After Benteke finished the season with 10 goals in 42 games, Alan Pardew and Crystal Palace offered him the chance to take centre stage at Selhurst Park. He joined the south Londoners in a deal with £28 million and he repaid them with 17 goals in his first season. "I scored a lot of goals because Pardew wanted me," he says, making a pointed reference to the effect of a manager's belief.
"Then it was Sam Allardyce and we know that when you have Zaha, he is the main player, but he knew 'Christian is up there, let's make sure we use him right'. Now we have Roy and he's a different manager with different ideas. You have to adapt and that's what I'm trying to do."
The adaptation hasn't quite clicked. He's made 53 appearances under Hodgson, scoring just four goals. While Benteke has to take responsibility for his lack of conviction in front of goal, he says he needs the right service and statistically, Crystal Palace aren't crossing the ball as much.
"Yeah, I know that," he says with a chuckle. According to stats from the Premier League, only Cardiff (562) and Watford (570) attempted fewer crosses than Palace (577) last season. The season he finished as the club's top scorer (2016/17) they crossed the ball 872 times - only Southampton recorded more (947).

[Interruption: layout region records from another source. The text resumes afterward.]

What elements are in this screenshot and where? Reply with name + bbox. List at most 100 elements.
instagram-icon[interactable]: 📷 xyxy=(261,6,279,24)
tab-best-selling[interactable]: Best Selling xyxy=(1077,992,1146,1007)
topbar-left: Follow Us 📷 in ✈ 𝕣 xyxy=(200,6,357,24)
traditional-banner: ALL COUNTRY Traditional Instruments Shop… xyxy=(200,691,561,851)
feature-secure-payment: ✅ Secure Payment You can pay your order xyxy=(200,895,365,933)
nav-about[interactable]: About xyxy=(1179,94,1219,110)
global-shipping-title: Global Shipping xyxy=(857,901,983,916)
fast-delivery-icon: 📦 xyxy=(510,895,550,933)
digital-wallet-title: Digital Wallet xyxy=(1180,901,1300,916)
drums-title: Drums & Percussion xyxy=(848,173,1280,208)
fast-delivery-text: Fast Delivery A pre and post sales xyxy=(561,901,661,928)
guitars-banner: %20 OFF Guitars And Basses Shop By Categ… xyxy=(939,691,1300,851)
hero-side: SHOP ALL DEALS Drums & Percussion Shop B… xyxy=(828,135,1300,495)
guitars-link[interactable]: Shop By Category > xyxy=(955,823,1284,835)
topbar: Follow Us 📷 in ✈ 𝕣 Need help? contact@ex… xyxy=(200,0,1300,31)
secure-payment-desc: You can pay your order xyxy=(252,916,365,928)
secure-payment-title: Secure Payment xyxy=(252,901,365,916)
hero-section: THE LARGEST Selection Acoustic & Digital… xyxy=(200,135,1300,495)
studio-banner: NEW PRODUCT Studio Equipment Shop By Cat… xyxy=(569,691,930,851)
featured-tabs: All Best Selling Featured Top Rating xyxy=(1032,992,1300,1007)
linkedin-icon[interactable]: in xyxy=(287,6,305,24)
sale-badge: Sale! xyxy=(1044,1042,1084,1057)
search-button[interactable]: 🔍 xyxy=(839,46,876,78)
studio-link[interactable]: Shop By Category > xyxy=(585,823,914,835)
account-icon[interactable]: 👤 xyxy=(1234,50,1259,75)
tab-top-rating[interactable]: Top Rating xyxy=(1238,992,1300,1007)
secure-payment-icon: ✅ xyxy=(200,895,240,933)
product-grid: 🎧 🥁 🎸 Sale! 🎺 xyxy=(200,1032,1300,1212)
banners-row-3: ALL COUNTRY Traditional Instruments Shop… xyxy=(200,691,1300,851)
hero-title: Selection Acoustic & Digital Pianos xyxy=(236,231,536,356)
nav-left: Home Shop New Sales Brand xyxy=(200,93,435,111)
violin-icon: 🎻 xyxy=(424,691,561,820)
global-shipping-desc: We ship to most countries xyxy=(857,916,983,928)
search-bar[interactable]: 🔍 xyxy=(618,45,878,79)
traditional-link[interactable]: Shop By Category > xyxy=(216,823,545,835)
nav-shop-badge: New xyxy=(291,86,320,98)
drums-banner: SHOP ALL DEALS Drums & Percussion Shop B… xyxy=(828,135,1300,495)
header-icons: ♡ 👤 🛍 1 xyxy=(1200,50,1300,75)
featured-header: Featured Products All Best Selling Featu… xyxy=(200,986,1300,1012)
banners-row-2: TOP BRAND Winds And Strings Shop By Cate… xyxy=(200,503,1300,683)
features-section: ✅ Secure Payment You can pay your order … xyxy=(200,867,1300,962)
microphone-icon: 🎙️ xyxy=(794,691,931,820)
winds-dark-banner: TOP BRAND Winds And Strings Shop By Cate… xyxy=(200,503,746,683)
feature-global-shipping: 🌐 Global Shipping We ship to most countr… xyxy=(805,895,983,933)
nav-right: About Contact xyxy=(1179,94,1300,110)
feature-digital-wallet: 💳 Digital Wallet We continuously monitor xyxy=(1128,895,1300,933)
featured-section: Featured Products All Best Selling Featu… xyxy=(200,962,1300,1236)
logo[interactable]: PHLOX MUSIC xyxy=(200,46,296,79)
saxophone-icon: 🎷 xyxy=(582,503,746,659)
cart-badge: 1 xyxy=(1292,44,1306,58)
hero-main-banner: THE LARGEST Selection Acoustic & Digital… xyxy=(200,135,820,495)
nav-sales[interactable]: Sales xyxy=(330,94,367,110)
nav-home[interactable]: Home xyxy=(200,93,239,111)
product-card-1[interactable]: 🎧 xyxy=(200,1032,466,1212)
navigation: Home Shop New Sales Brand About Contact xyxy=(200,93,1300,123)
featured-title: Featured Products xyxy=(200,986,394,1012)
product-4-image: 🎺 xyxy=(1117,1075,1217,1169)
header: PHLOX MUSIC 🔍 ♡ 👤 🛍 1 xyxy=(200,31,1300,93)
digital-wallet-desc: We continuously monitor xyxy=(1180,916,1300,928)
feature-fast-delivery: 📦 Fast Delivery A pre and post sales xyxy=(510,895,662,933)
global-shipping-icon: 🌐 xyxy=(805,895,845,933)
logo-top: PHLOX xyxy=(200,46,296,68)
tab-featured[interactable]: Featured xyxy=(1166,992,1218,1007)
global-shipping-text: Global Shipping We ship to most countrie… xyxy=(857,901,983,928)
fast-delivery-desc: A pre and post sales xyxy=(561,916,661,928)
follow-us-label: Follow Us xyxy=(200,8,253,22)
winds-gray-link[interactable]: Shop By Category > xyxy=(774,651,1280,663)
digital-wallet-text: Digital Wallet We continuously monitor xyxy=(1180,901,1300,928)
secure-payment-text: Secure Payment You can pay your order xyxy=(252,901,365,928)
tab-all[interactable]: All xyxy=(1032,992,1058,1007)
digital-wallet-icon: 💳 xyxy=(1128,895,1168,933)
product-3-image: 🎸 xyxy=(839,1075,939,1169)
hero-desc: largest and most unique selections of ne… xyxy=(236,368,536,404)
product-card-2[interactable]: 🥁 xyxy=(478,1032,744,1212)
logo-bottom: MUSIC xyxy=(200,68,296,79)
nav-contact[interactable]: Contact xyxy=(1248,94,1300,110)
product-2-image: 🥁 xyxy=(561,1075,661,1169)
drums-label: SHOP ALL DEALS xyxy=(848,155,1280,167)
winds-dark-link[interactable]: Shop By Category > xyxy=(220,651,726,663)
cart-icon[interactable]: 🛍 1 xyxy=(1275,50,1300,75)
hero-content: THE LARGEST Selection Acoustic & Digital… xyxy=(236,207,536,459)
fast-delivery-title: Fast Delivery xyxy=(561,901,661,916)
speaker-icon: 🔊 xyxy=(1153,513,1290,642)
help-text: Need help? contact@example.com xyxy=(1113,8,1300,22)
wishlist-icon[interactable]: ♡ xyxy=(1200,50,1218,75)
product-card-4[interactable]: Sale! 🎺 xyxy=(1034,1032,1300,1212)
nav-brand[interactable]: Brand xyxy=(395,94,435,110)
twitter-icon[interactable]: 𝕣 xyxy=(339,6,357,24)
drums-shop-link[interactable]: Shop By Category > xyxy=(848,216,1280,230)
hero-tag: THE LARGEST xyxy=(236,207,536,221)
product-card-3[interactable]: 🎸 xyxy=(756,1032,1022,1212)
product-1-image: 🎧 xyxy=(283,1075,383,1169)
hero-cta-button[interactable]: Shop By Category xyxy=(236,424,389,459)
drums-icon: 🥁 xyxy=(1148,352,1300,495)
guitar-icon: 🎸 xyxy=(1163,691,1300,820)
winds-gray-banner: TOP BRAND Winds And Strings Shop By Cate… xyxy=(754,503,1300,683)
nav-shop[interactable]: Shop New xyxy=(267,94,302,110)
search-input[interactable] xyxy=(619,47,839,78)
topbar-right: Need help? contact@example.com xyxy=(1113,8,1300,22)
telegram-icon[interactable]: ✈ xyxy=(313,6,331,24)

Rather than disrupt the team, the club's record-signing says he is following the manager's instructions, even if it hampers his own game. "We're more compact under Hodgson," he explains.
"We defend really deep, really hard, but I don't blame him because he's the boss. If the manager wants me to do something that is not in my game, then I'm going to play like it's not me and I will not score, but he's probably happy because I defend, I work hard.
"Then people will say, 'Oh, he's not confident', and obviously you have to take part of the responsibility, but it's not about really about your qualities. I'm fighting against myself to find the right way. It's a team sport, but I need to think about myself too."
Injuries, the tactical preferences of different managers and his own dip in form has left Benteke bristling with frustration. He's a striker who feels like he's lost control of his mission to be the goalscorer he ought to be. In his eagerness to regain control he finds himself in a state of desperation. Game time is also an issue. He's only started three of Palace's seven games this season. Has he spoken to the manager?
"No, I didn't speak with him yet," he admits. "But I spoke with him last season about the crosses and he agreed with me because it's a fact. It's not like I'm lying. I've got to change something, I've got to take a risk at some point."
Having missed out on the 2014 and 2018 World Cups he has one eye on making Belgium's Euro 2020 squad. Does taking a risk mean leaving Crystal Palace in the January transfer window?
"No," he says emphatically. "It's too soon to talk about this. I don't feel that I finished my job. I can do well here. We've only played six games, there's another 32 to play. A lot of things can happen, that's the beauty of this game."